For each .mobileconfig (tenant config edited above, plus PPPC and Login Items as-is):
  1. Management → macOS → Profiles → Custom Profile.
  2. Upload the .mobileconfig.
  3. Assign to your target device groups.
PPPC + Login Items profiles are pre-pinned to Developer ID team AF2M8HC7A2 — no edits required. The Login Items profile’s LabelPrefix=com.runlayer.aiwatch rule pre-approves the scan and enroll LaunchAgents (the bootstrap LaunchDaemon runs as root and is exempt from Login Items).
3

Upload the .pkg as a Custom Package

  1. Management → macOS → Applications → Add a New App → Custom Apps.
  2. Upload aiwatch-<version>-macos-arm64.pkg.
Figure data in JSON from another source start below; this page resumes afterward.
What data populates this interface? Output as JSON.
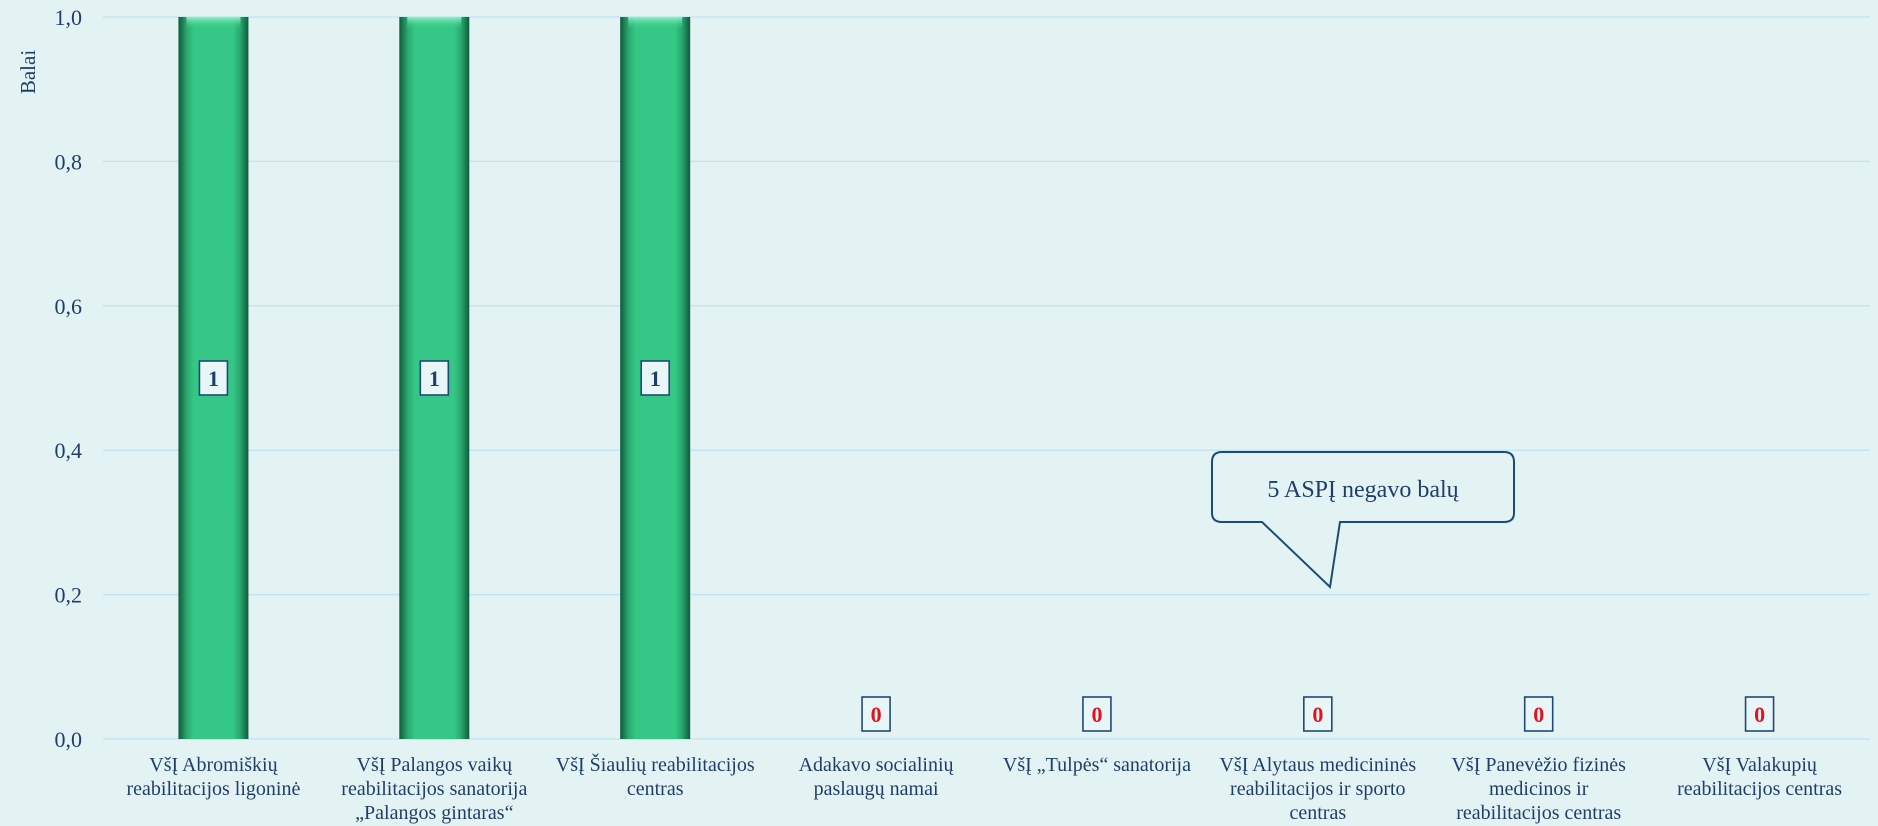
{
  "chart_data": {
    "type": "bar",
    "ylabel": "Balai",
    "ylim": [
      0,
      1
    ],
    "yticks": [
      "0,0",
      "0,2",
      "0,4",
      "0,6",
      "0,8",
      "1,0"
    ],
    "ytick_values": [
      0,
      0.2,
      0.4,
      0.6,
      0.8,
      1.0
    ],
    "grid": true,
    "categories": [
      [
        "VšĮ Abromiškių",
        "reabilitacijos ligoninė"
      ],
      [
        "VšĮ Palangos vaikų",
        "reabilitacijos sanatorija",
        "„Palangos gintaras“"
      ],
      [
        "VšĮ Šiaulių reabilitacijos",
        "centras"
      ],
      [
        "Adakavo socialinių",
        "paslaugų namai"
      ],
      [
        "VšĮ „Tulpės“ sanatorija"
      ],
      [
        "VšĮ Alytaus medicininės",
        "reabilitacijos ir sporto",
        "centras"
      ],
      [
        "VšĮ Panevėžio fizinės",
        "medicinos ir",
        "reabilitacijos centras"
      ],
      [
        "VšĮ Valakupių",
        "reabilitacijos centras"
      ]
    ],
    "values": [
      1,
      1,
      1,
      0,
      0,
      0,
      0,
      0
    ],
    "data_labels": [
      "1",
      "1",
      "1",
      "0",
      "0",
      "0",
      "0",
      "0"
    ],
    "annotation": "5 ASPĮ negavo balų"
  },
  "colors": {
    "background": "#e3f3f4",
    "bar_fill": "#35c785",
    "grid": "#c4e4f2",
    "text": "#1f3f6b",
    "label_positive": "#1f3f6b",
    "label_zero": "#e0141e",
    "label_box_border": "#1f4a78"
  }
}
  3. Assign to the same device groups.
No additional Custom Command payload is required — the bundled enroll LaunchAgent + bootstrap LaunchDaemon handle enroll + hook installation. Both fire at login; the bootstrap daemon fast-retries every 60 s for the first 10 min after .pkg install (so hooks land within ~60 s of enroll completing), then falls back to hourly.
Rotating the Enrollment Key later: edit com.runlayer.aiwatch.config.mobileconfig, bump PayloadVersion on both the inner and outer payloads, re-upload. The next bootstrap tick on each device picks up the new key. No .pkg reinstall.